NASA put everything in perspective, showing two Jupiter storms bigger than Earth in an Instagram photo.
Shoot, we already know that Jupiter’s the largest planet in the solar system. You could probably remember it from elementary school as the planet with the big red spot with storms in it.
The space agency’s Juno spacecraft captured the image last year. The storm’s so big that the Earth seemingly could fit in it.
The U.S. Sun reported that the Nov. 29, 2021 image has over a million likes.
Jupiter’s Two Storms Battle It Out
There’s no accurate way to measure the scale of the two Jupiter storms, but the smaller one has scientists guessing it could fit the Earth inside it.
Nasa said: “Two large rotating storms brew on Jupiter’s surface in this image captured by @NASASolarSystem Juno spacecraft’s visible-light imager, JunoCam, on Juno’s 38th pass at about 3,815 miles (6,140 km) altitude.
The image shows bright “pop-up” clouds seen above the lower storm. Those clouds put shadows on the cloud bank.
“As small as they appear in comparison to the large storm below, these clouds are typically 31 miles across.”
NASA said the Earth is about 7,900 miles across. Space.com said that Jupiter has a mean radius of 43,440.7 miles. Just the Red Spot of storms is 9,800 miles end to end.
One Instagram commenter admired the photo and said, “it’s beyond beautiful. The colors are just stunning. I can’t even believe it’s real. Good work.”
Scientists Still Getting Money’s Worth Out Of Juno
According to The U.S. Sun, Juno is currently NASA’s most distant planetary orbiter craft.
After fulfilling its 2016 mission, the spacecraft observes and snaps photos of the most distant planets in the Solar System. Its Jupiter photos have revealed that the Great Red Spot is shrinking, and scientists have not determined why.

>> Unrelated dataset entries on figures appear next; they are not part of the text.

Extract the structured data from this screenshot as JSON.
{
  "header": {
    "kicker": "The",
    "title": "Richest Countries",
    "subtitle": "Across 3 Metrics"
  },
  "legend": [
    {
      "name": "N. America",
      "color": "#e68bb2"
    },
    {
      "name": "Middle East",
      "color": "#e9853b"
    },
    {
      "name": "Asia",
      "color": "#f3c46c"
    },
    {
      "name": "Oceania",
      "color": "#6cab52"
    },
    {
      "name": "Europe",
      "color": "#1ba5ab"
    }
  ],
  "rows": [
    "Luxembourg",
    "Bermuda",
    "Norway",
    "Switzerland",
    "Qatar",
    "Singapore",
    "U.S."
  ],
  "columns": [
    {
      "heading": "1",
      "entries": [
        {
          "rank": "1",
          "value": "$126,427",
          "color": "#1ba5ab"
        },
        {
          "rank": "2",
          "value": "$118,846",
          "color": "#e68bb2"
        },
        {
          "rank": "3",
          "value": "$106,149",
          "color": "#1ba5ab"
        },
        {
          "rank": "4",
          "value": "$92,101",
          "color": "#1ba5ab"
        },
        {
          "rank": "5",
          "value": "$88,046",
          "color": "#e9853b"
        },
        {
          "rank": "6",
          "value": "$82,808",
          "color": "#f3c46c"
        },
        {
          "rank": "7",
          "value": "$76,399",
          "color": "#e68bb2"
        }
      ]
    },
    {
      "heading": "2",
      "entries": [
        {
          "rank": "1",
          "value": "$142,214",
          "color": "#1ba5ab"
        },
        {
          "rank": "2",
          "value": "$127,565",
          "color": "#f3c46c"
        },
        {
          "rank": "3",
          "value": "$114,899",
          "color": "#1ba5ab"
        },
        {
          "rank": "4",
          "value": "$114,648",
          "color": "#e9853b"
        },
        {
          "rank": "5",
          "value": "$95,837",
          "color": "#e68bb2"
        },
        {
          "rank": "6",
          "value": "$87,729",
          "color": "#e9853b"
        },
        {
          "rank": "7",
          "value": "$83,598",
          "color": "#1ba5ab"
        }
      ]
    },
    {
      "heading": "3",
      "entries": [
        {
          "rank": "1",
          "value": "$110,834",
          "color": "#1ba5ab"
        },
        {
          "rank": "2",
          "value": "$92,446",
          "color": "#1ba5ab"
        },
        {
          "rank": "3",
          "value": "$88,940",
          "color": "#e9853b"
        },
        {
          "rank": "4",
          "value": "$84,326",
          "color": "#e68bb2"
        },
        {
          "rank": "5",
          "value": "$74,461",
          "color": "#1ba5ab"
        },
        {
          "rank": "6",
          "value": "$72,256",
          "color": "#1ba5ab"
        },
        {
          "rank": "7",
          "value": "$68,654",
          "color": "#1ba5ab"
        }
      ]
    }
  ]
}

Last week, Juno caught more fantastic video footage of a Jupiter phenomenon. According to Space.com, one of the planet’s moons comes with a magnetosphere (a common charged field of particles around a moon or planet) sounding like a dial-up modem. NASA recently released the 49-second clip.
“This soundtrack is just wild enough to make you feel as if you were riding along as Juno sails past Ganymede for the first time in more than two decades,” Scott Bolton said in a NASA statement.
Bolton is the Juno Principal Investigator from the Southwest Research Institute in San Antonio, Texas.
Juno got very close to the moon back on June 7. Its Waves instrument picked up the natural frequency.
Ganymede is the largest moon in the solar system. Furthermore, it’s bigger than Mercury and Pluto, according to NASA. According to Space.com, scientists think the moon has both a magnetosphere and a saltwater ocean.